Breast cancer is the second leading cause of cancer death in women in the United States. Metastasis accounts for the death of ~90% of these patients, yet the mechanisms underlying this event remain poorly defined. Transforming growth factor-beta (TGF-beta) is a multifunctional cytokine that functions to suppress tumorigenesis in mammary epithelial cells (MECs). Interestingly, mammary tumorigenesis converts TGF-beta from a tumor suppressor to a tumor promoter through molecular mechanisms that remain incompletely understood. Changes in tissue compliance promote the acquisition of malignant phenotypes in MECs in part through the activity of the extracellular crosslinking enzyme, lysyl oxidase (LOX), which regulates desmoplastic reactions and metastasis. We show that TGF-beta induces the synthesis and secretion of LOX from normal and malignant MECs, and in breast cancers produced in mice. Additionally, antagonizing LOX activity reduces TGF-beta-mediated invasion and epithelial-mesenchymal transition (EMT) in breast cancer cells. We further show that increased extracellular matrix (ECM) rigidity promotes the proliferation of malignant MECs, a cellular reaction that is abrogated by inhibiting TGF-beta signaling or by antagonizing LOX activity.

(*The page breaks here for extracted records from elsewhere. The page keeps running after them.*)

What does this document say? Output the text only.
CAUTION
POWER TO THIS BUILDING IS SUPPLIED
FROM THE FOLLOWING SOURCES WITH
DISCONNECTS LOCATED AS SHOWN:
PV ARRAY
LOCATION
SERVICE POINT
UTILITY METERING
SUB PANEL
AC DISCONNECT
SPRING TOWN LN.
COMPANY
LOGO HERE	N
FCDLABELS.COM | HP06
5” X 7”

As a possible mechanism for the influence of matrix rigidity on TGF-beta signaling, we sought to define the microRNA expression profiles induced by TGF-beta and ECM rigidity during metastatic progression. Through global profiling analyses, we identified microRNAs whose expression was induced by TGF-beta and associated with metastatic potential. In doing so, we identified miR-181a as a TGF-beta-regulated “metastamir” that enhanced the metastatic potential of breast cancers by promoting their acquisition of EMT, migratory, and invasive phenotypes. Mechanistically, inactivating miR-181a elevated the expression of the pro-apoptotic molecule, Bim, which sensitized metastatic cells to anoikis. Along these lines, miR-181a activity was essential in driving pulmonary micrometastatic outgrowth and enhancing the lethality of late-stage mammary tumors in mice. Finally, miR-181a expression is dramatically and selectively upregulated in metastatic breast tumors, particularly triple-negative breast cancers, and is highly predictive for decreased overall survival in human breast cancer patients.
Collectively, our findings implicate LOX and miR-181a expression as novel diagnostic markers for metastatic progression, as well as an innovative therapeutic targets to treat metastatic breast cancers.